Seahawk Drilling (2009) - A spinoff from Pride International that served drillers in the Gulf of Mexico, Seahawk was saddled with a big tax liability and aging assets, its largest contact was set to expire, it served a high-cost basin, and business suffered after the Macondo disaster. Bankrupt within two years.
Lone Pine Resources (2011) - Spun out of Forest Oil. I'm not familiar with Lone Pine, but the stock went straight down after the spinoff, and the company filed for bankruptcy in 2013.
NovaCopper (2012) - A copper-themed exploration spinoff from NovaGold. This has lost nearly 90% of its value in an extended bear market for exploration stocks.
Orchard Supply (2012) - A regional chain of hardware stores spun off from Sears. High debt, high prices, and competition proved a fatal combination for the company.
Sears Hometown and Outlet (2012) - Another dud from Sears. The spinoff was supposed to carve out a niche in towns and smaller cities where competition would be less intense. The stock has tanked and many Sears Hometown franchisees feel that the company has given them a raw deal.
Civeo (2014) - Hedge funds pressured Oil States International to spin off Civeo, its roughneck hotel unit. It's probably glad they did, because Civeo is down 80% since the spinoff.

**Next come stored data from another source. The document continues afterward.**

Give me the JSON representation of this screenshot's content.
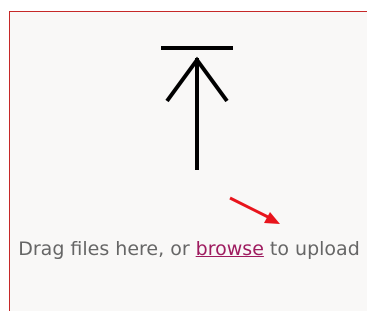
{
  "dropzone": {
    "text_before": "Drag files here, or ",
    "browse_label": "browse",
    "text_after": " to upload",
    "icon": "upload-arrow-icon",
    "annotation_icon": "red-arrow-annotation",
    "colors": {
      "link": "#9e1b5f",
      "text": "#666666",
      "border": "#c62828",
      "annotation": "#e8141c"
    }
  }
}
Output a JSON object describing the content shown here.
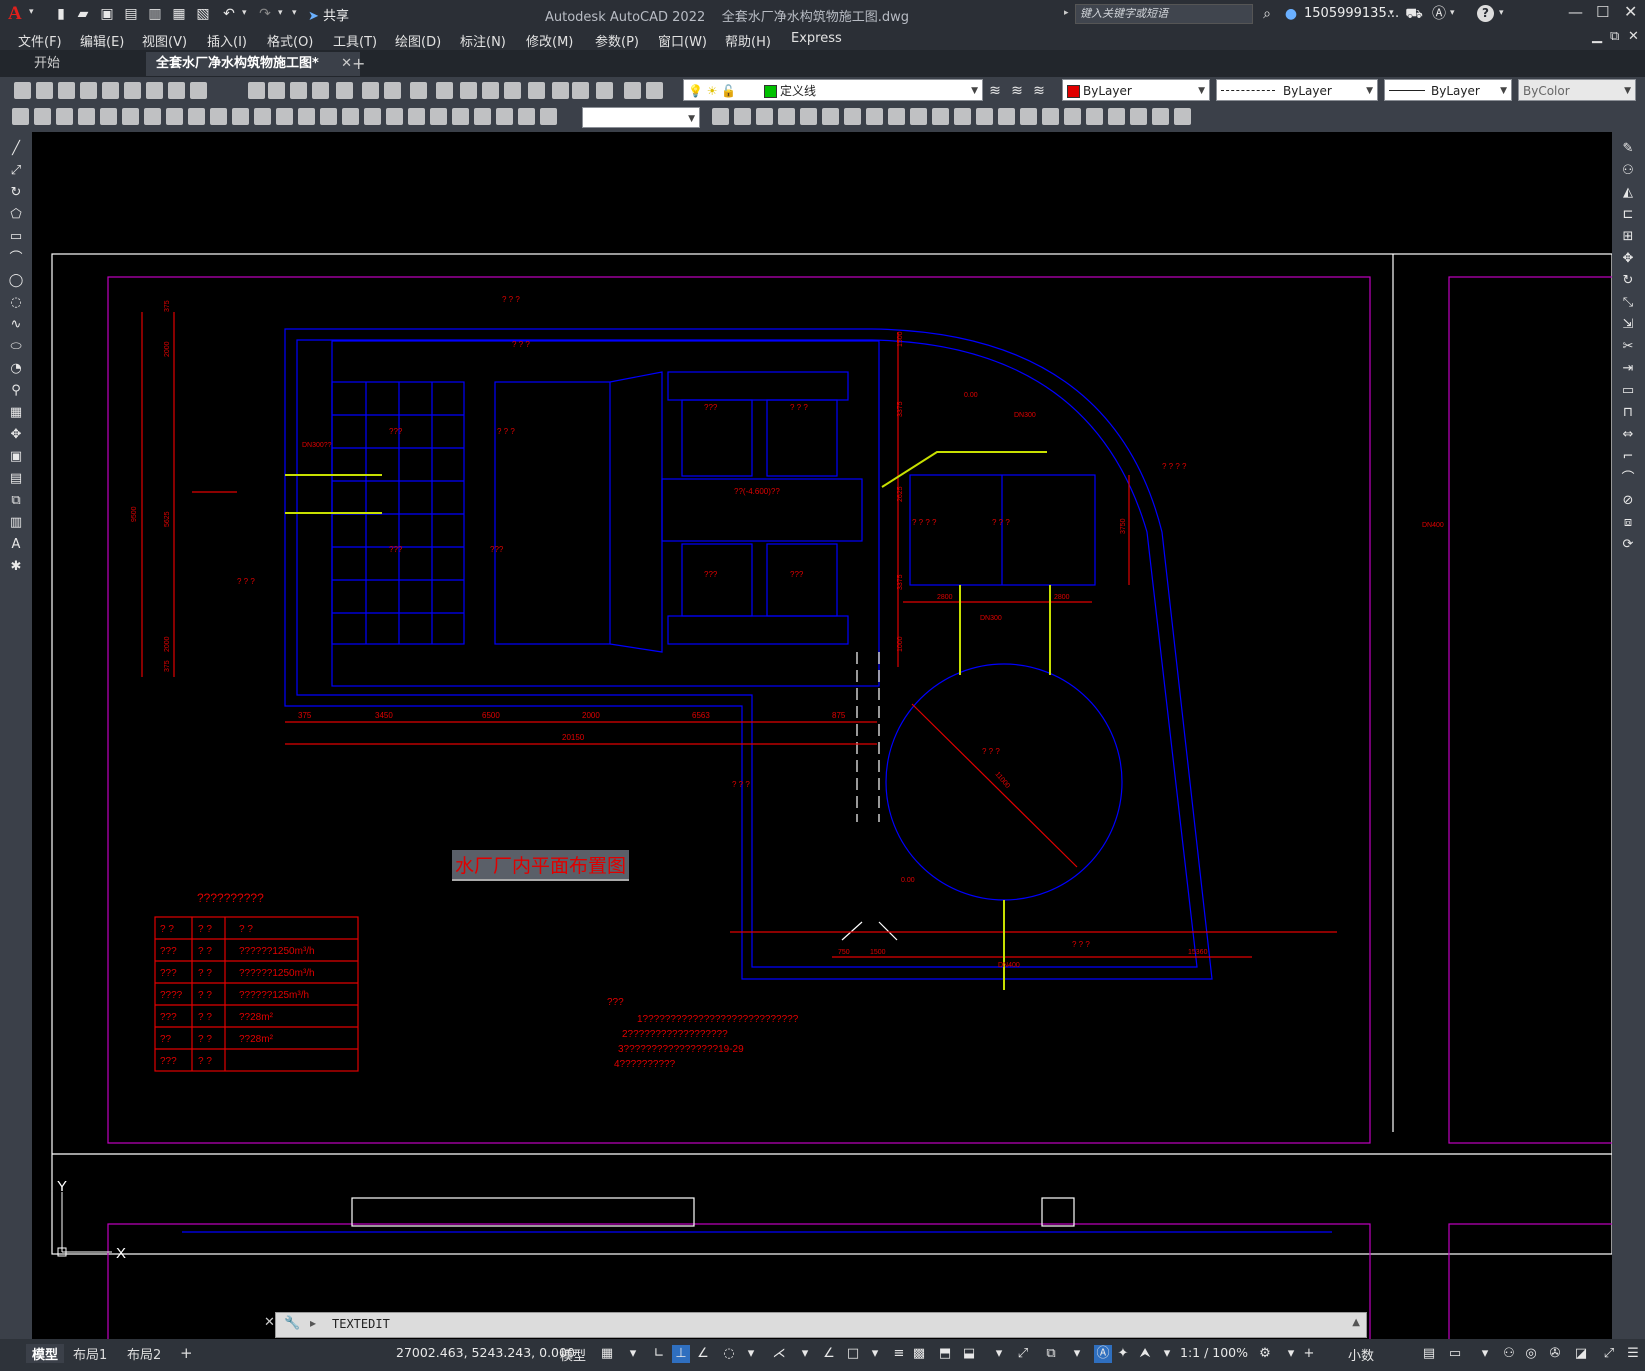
{
  "app": {
    "title": "Autodesk AutoCAD 2022",
    "filename": "全套水厂净水构筑物施工图.dwg",
    "share_label": "共享",
    "search_placeholder": "键入关键字或短语",
    "user": "1505999135...",
    "help_icon": "?"
  },
  "menu": [
    "文件(F)",
    "编辑(E)",
    "视图(V)",
    "插入(I)",
    "格式(O)",
    "工具(T)",
    "绘图(D)",
    "标注(N)",
    "修改(M)",
    "参数(P)",
    "窗口(W)",
    "帮助(H)",
    "Express"
  ],
  "tabs": [
    {
      "label": "开始",
      "active": false
    },
    {
      "label": "全套水厂净水构筑物施工图*",
      "active": true
    }
  ],
  "properties": {
    "layer": "定义线",
    "color": "ByLayer",
    "linetype": "ByLayer",
    "lineweight": "ByLayer",
    "plotstyle": "ByColor",
    "color_swatch": "#e00000",
    "layer_swatch": "#00c000"
  },
  "drawing": {
    "title": "水厂厂内平面布置图",
    "table_heading": "??????????",
    "table_rows": [
      [
        "? ?",
        "? ?",
        "?  ?"
      ],
      [
        "???",
        "? ?",
        "??????1250m³/h"
      ],
      [
        "???",
        "? ?",
        "??????1250m³/h"
      ],
      [
        "????",
        "? ?",
        "??????125m³/h"
      ],
      [
        "???",
        "? ?",
        "??28m²"
      ],
      [
        "??",
        "? ?",
        "??28m²"
      ],
      [
        "???",
        "? ?",
        ""
      ]
    ],
    "notes_heading": "???",
    "notes": [
      "1????????????????????????????",
      "2??????????????????",
      "3?????????????????19-29",
      "4??????????"
    ],
    "dims_bottom": [
      "375",
      "3450",
      "6500",
      "2000",
      "6563",
      "875"
    ],
    "dim_total": "20150",
    "dims_left": [
      "375",
      "2000",
      "9500",
      "5625",
      "2000",
      "375"
    ],
    "dims_right": [
      "1500",
      "3375",
      "2625",
      "3375",
      "1000"
    ],
    "dims_tank": [
      "2800",
      "2800",
      "3750"
    ],
    "dims_road": [
      "750",
      "1500",
      "15360"
    ],
    "pipe_labels": [
      "DN300??",
      "DN300",
      "DN300",
      "DN400",
      "DN400"
    ],
    "level_labels": [
      "0.00",
      "0.00"
    ],
    "center_label": "??(-4.600)??",
    "circle_dim": "11000",
    "room_labels": [
      "? ? ?",
      "? ? ?",
      "? ? ? ?",
      "? ? ?",
      "? ? ?",
      "? ? ? ?",
      "? ? ?",
      "? ? ?",
      "? ? ?"
    ],
    "cell_labels": [
      "???",
      "? ? ?",
      "???",
      "? ? ?",
      "???",
      "???",
      "???",
      "???"
    ]
  },
  "ucs": {
    "x": "X",
    "y": "Y"
  },
  "command": {
    "text": "TEXTEDIT"
  },
  "layouts": [
    "模型",
    "布局1",
    "布局2"
  ],
  "status": {
    "coords": "27002.463, 5243.243, 0.000",
    "space": "模型",
    "scale": "1:1 / 100%",
    "units": "小数"
  }
}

Paragon Offshore (2014) - Noble Corp. spun this off with aging assets and a lot of debt right before oil prices plunged.
Rayonier Advanced Materials (2014) -- I haven't followed this one, but Rayonier spun it off last year. Down 60% since then.
Seventy-Seven Energy (2014) - Formerly the captive services division of Chesapeake Energy, this has fallen 80% in its eleven months as a public company.
Some general opinions
Many companies use spinoffs as "garbage barges" that separate problematic business units from the rest of the company. This all but guarantees that spinoffs' returns will vary a lot-- they may outperform the market on average because they tend to undervalued at the time of the spinoff, but some of them have structural flaws that will sink them even if they're priced cheaply.
I don't think spinoffs, on average, are undervalued any longer. They were historically undervalued because investors overlooked them, but the growth of the hedge-fund industry has changed that. By now everyone has read Joel Greenblatt's book and knows his techniques for finding special situations, and some of Greenblatt's disciples are managing large funds.
Glenn Chan writes that spinoffs "[A]re gimmicky. Most of the time they lower the intrinsic value of the business due to legal and accounting fees." I agree, especially with regard to some of the recent spinoffs that activist shareholders have pushed through. Spinoffs that are intended to garner higher stock-market valuations can actually destroy value through transaction costs, increased public-company costs, and in some cases loss of focus.